Third: this incitement to land speculation by the taxation of industry, has a most deplorable result in closing opportunities against the worker, and thus denying self-employment. Labor's only outlet, the natural resources of Mother Earth, from which all wealth is derived and all life sustained, is an almost closed shop to future demand.

It makes little difference what kind of labor is seeking a job; whether the hopeful young graduates of the schools attempting to establish homes, or the older workers who are now being rapidly displaced by modern inventions. The only chance left them to utilize the earth that Nature has given to the children of men, is to assume a heavy mortgage for a long period, which would finally break them, in case of sickness or accident.

Fourth: the excessive price of sites is responsible for the housing problem, that Senator Copeland of New York claims is becoming serious; already, a quarter of a million buildings behind our need.

This shortage of buildings forces the unemployed to overcrowd the poorer quarters, and this situation creates the slum district, where poverty and destitution soon rob the victims of self-respect, and crime and criminality, naturally follow.

Fifth: the taxation of industry is a most pernicious, unrecognized and unsuspected method, of transferring wealth from one class of people to another class of people; in other words, land users, men of enterprise, ambition and industry, are taxed by their own laws to make up the deficit in the budget, occasioned by awarding land owners a large portion of the ground rent conferred upon their land, by the social and governmental activities of their fellow-citizens. Why should a goodly portion of the earnings of 80 to 90 per cent, of the people, (land users), be transferred by taxation to the private pockets of 10 to 20 per cent, of the people (land owners)?

By what moral right does possession of land convey or justify ownership of the ground rent, land value, or better, people-value, that increases or decreases with the coming or going of the people? That land itself is simply a reflector or looking-glass of the values the people themselves create is clearly seen. If it is true that the thing created is rightfully the property of its creator; if individual earnings belong to the individual, ought not social or land value belong to society, or the organized people who create it?

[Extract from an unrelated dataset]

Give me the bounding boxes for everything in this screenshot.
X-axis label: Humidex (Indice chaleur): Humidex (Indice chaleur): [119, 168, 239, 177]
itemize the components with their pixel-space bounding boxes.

These five indictments of the present tax on industry, indicate just how absurd, ridiculous and criminal, the Robin Hood style of collecting public revenue actually is.

A style that increases prices; induces speculation in the only source of food and life; creates involuntary unemployment; develops crime, and robs the workers on the land, to award unearned increment to owners of the land.

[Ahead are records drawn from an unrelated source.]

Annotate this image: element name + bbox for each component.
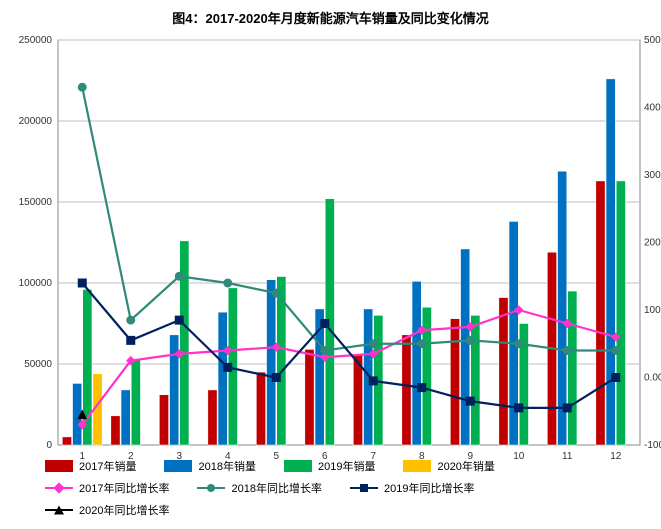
legend-item-line-2017: 2017年同比增长率: [45, 480, 169, 496]
legend-label: 2017年销量: [79, 458, 136, 474]
svg-text:150000: 150000: [19, 197, 53, 208]
legend-label: 2020年同比增长率: [79, 502, 169, 518]
legend-item-bar-2018: 2018年销量: [164, 458, 255, 474]
bar-2017: [111, 416, 120, 445]
legend-label: 2020年销量: [437, 458, 494, 474]
bar-2018: [461, 249, 470, 445]
legend-label: 2019年销量: [318, 458, 375, 474]
bar-2018: [606, 79, 615, 445]
bar-2017: [596, 181, 605, 445]
svg-text:0.00%: 0.00%: [644, 373, 661, 384]
bar-2018: [218, 312, 227, 445]
bar-2018: [121, 390, 130, 445]
svg-text:100.00%: 100.00%: [644, 305, 661, 316]
svg-text:250000: 250000: [19, 35, 53, 46]
bar-2018: [412, 281, 421, 445]
legend-label: 2018年销量: [198, 458, 255, 474]
bar-2017: [256, 372, 265, 445]
svg-text:50000: 50000: [24, 359, 52, 370]
svg-text:100000: 100000: [19, 278, 53, 289]
bar-2019: [131, 359, 140, 445]
bar-2017: [305, 349, 314, 445]
bar-2017: [208, 390, 217, 445]
legend-item-line-2020: 2020年同比增长率: [45, 502, 169, 518]
bar-2019: [568, 291, 577, 445]
chart-svg: 0 50000 100000 150000 200000 250000 -100.00% 0.…: [0, 0, 661, 529]
svg-text:200000: 200000: [19, 116, 53, 127]
svg-text:200.00%: 200.00%: [644, 238, 661, 249]
bar-2018: [267, 280, 276, 445]
bar-2019: [616, 181, 625, 445]
legend-label: 2019年同比增长率: [384, 480, 474, 496]
legend-item-bar-2019: 2019年销量: [284, 458, 375, 474]
svg-text:400.00%: 400.00%: [644, 103, 661, 114]
svg-text:0: 0: [46, 440, 52, 451]
legend-item-bar-2020: 2020年销量: [403, 458, 494, 474]
legend: 2017年销量 2018年销量 2019年销量 2020年销量 2017年同比增长率 20…: [45, 458, 645, 524]
legend-label: 2018年同比增长率: [231, 480, 321, 496]
bar-2017: [450, 319, 459, 445]
svg-text:500.00%: 500.00%: [644, 35, 661, 46]
legend-label: 2017年同比增长率: [79, 480, 169, 496]
svg-text:300.00%: 300.00%: [644, 170, 661, 181]
bar-2019: [180, 241, 189, 445]
svg-text:-100.00%: -100.00%: [644, 440, 661, 451]
line-2018: [82, 87, 616, 350]
bar-2017: [499, 298, 508, 445]
legend-item-line-2018: 2018年同比增长率: [197, 480, 321, 496]
bar-2017: [402, 335, 411, 445]
legend-item-line-2019: 2019年同比增长率: [350, 480, 474, 496]
legend-item-bar-2017: 2017年销量: [45, 458, 136, 474]
bar-2017: [159, 395, 168, 445]
bar-2019: [471, 315, 480, 445]
bar-2017: [62, 437, 71, 445]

If the citizens were to derive all their governmental needs from the land values they create, it would be a scientific method; a payment for benefits received; in harmony with every day business principles; a quid pro quo.

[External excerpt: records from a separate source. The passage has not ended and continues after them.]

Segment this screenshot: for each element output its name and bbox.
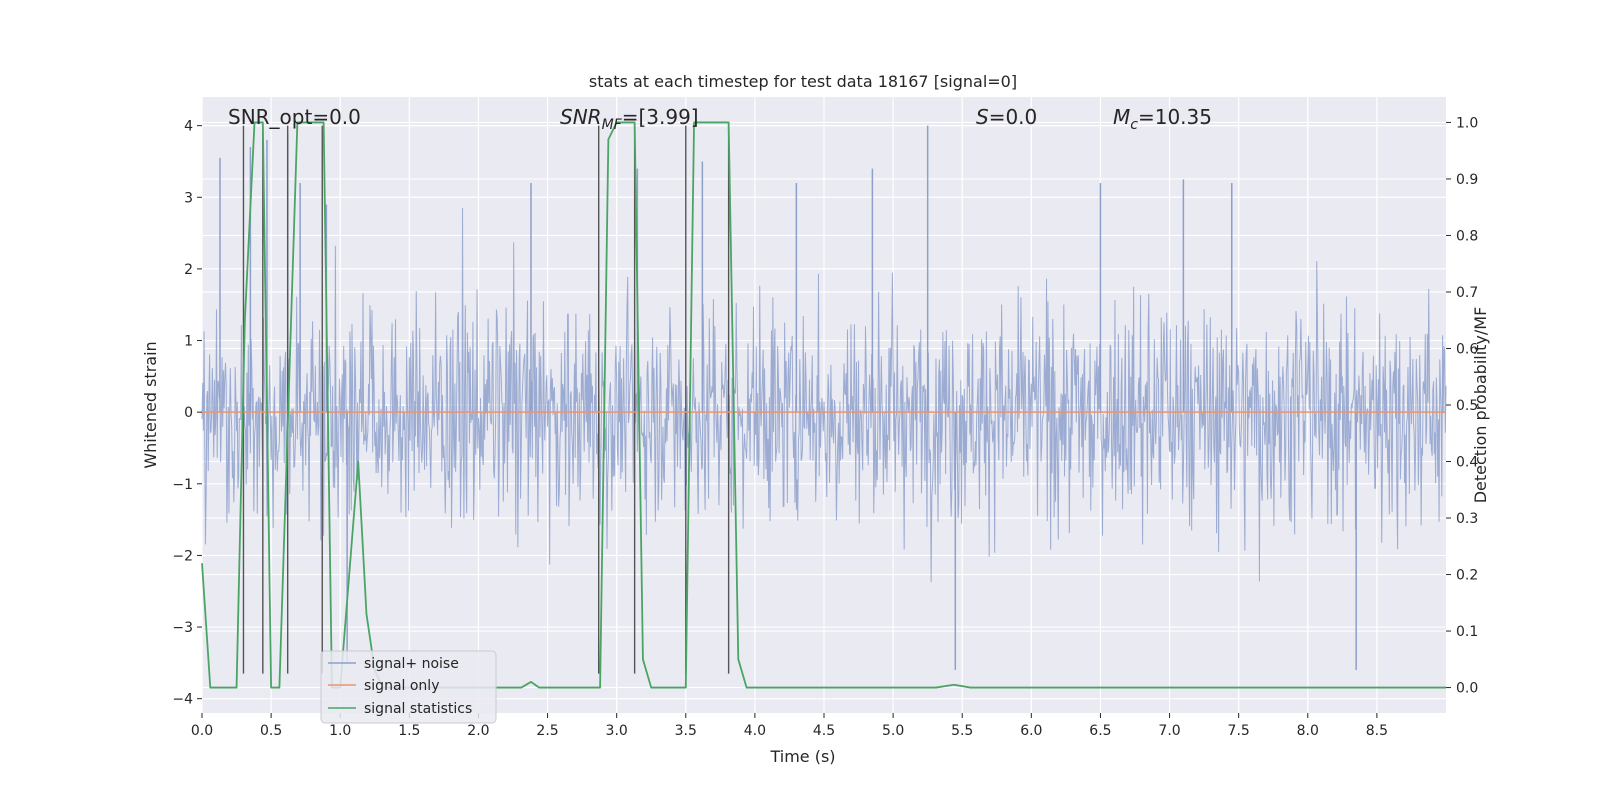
x-tick-label: 1.0 bbox=[329, 723, 351, 739]
snr-mf-subscript: MF bbox=[602, 117, 623, 133]
noise-path bbox=[201, 207, 1447, 583]
x-tick-label: 2.5 bbox=[536, 723, 558, 739]
y-tick-label-right: 0.1 bbox=[1456, 624, 1478, 640]
x-tick-label: 1.5 bbox=[398, 723, 420, 739]
y-axis-label-right: Detection probability/MF bbox=[1471, 307, 1490, 504]
y-tick-label-left: 3 bbox=[184, 190, 193, 206]
y-tick-label-right: 0.7 bbox=[1456, 285, 1478, 301]
x-tick-label: 7.5 bbox=[1228, 723, 1250, 739]
x-tick-label: 6.5 bbox=[1089, 723, 1111, 739]
legend: signal+ noise signal only signal statist… bbox=[320, 650, 497, 724]
s-value: =0.0 bbox=[989, 105, 1038, 129]
snr-mf-name: SNR bbox=[560, 105, 602, 129]
x-tick-label: 5.0 bbox=[882, 723, 904, 739]
x-tick-label: 4.0 bbox=[744, 723, 766, 739]
x-tick-label: 6.0 bbox=[1020, 723, 1042, 739]
y-tick-label-right: 0.2 bbox=[1456, 568, 1478, 584]
y-tick-label-right: 0.4 bbox=[1456, 455, 1478, 471]
y-tick-label-right: 1.0 bbox=[1456, 115, 1478, 131]
snr-mf-value: =[3.99] bbox=[622, 105, 699, 129]
legend-label-signal-only: signal only bbox=[364, 678, 439, 694]
x-tick-label: 0.5 bbox=[260, 723, 282, 739]
legend-label-signal-noise: signal+ noise bbox=[364, 656, 459, 672]
y-tick-label-right: 0.0 bbox=[1456, 681, 1478, 697]
axis-ticks: 0.0 0.5 1.0 1.5 2.0 2.5 3.0 3.5 4.0 4.5 5.0 5.5 6.0 6… bbox=[172, 115, 1478, 739]
y-tick-label-left: −1 bbox=[172, 477, 193, 493]
y-tick-label-left: −3 bbox=[172, 620, 193, 636]
y-tick-label-right: 0.3 bbox=[1456, 511, 1478, 527]
chart-title: stats at each timestep for test data 181… bbox=[589, 72, 1017, 91]
y-tick-label-left: 0 bbox=[184, 405, 193, 421]
mc-subscript: c bbox=[1130, 117, 1138, 133]
legend-label-signal-statistics: signal statistics bbox=[364, 701, 472, 717]
x-tick-label: 5.5 bbox=[951, 723, 973, 739]
y-tick-label-right: 0.8 bbox=[1456, 228, 1478, 244]
y-tick-label-left: 2 bbox=[184, 262, 193, 278]
x-tick-label: 3.0 bbox=[606, 723, 628, 739]
y-tick-label-left: −4 bbox=[172, 692, 193, 708]
x-tick-label: 2.0 bbox=[467, 723, 489, 739]
mc-name: M bbox=[1113, 105, 1130, 129]
y-tick-label-right: 0.5 bbox=[1456, 398, 1478, 414]
y-axis-label-left: Whitened strain bbox=[141, 341, 160, 468]
snr-mf-annotation: SNRMF=[3.99] bbox=[560, 105, 699, 133]
x-tick-label: 3.5 bbox=[675, 723, 697, 739]
x-tick-label: 8.0 bbox=[1297, 723, 1319, 739]
s-name: S bbox=[976, 105, 989, 129]
y-tick-label-left: 1 bbox=[184, 334, 193, 350]
legend-box bbox=[320, 650, 497, 724]
snr-opt-annotation: SNR_opt=0.0 bbox=[228, 105, 361, 129]
x-tick-label: 7.0 bbox=[1158, 723, 1180, 739]
y-tick-label-right: 0.6 bbox=[1456, 341, 1478, 357]
y-tick-label-left: −2 bbox=[172, 548, 193, 564]
mc-annotation: Mc=10.35 bbox=[1113, 105, 1212, 133]
x-axis-label: Time (s) bbox=[769, 747, 835, 766]
mc-value: =10.35 bbox=[1138, 105, 1212, 129]
x-tick-label: 8.5 bbox=[1366, 723, 1388, 739]
x-tick-label: 0.0 bbox=[191, 723, 213, 739]
x-tick-label: 4.5 bbox=[813, 723, 835, 739]
y-tick-label-right: 0.9 bbox=[1456, 172, 1478, 188]
s-annotation: S=0.0 bbox=[976, 105, 1037, 129]
signal-statistics-path bbox=[201, 121, 1446, 689]
y-tick-label-left: 4 bbox=[184, 119, 193, 135]
signal-statistics-line bbox=[201, 121, 1446, 689]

The citizens through their organized services and developments, confer upon themselves increased values which are reflected in these particular sites. Under the plan suggested the citizens would return an equivalent value to their own treasury, for further service and development. A revolving fund, ever increasing and adequate to the city requirements.

This equitable, square deal method of securing public revenue, eliminates all taxation of industry, personal property and improvements; hence, greatly reducing the cost of living. Again, this method abolishes all land speculation, and opens the natural resources of the earth to use; thus leaving no excuse for unemployment.

This solution of the unemployment problem can be practically applied when sufficient voters demand it. The voters of this generation, if willing to surrender their possible fraction of a chance to get rich at the expense of their fellows, can thus easily unlock the treasures of Dame Nature to all unemployed. Not so very heavy a price to pay for so great a boon.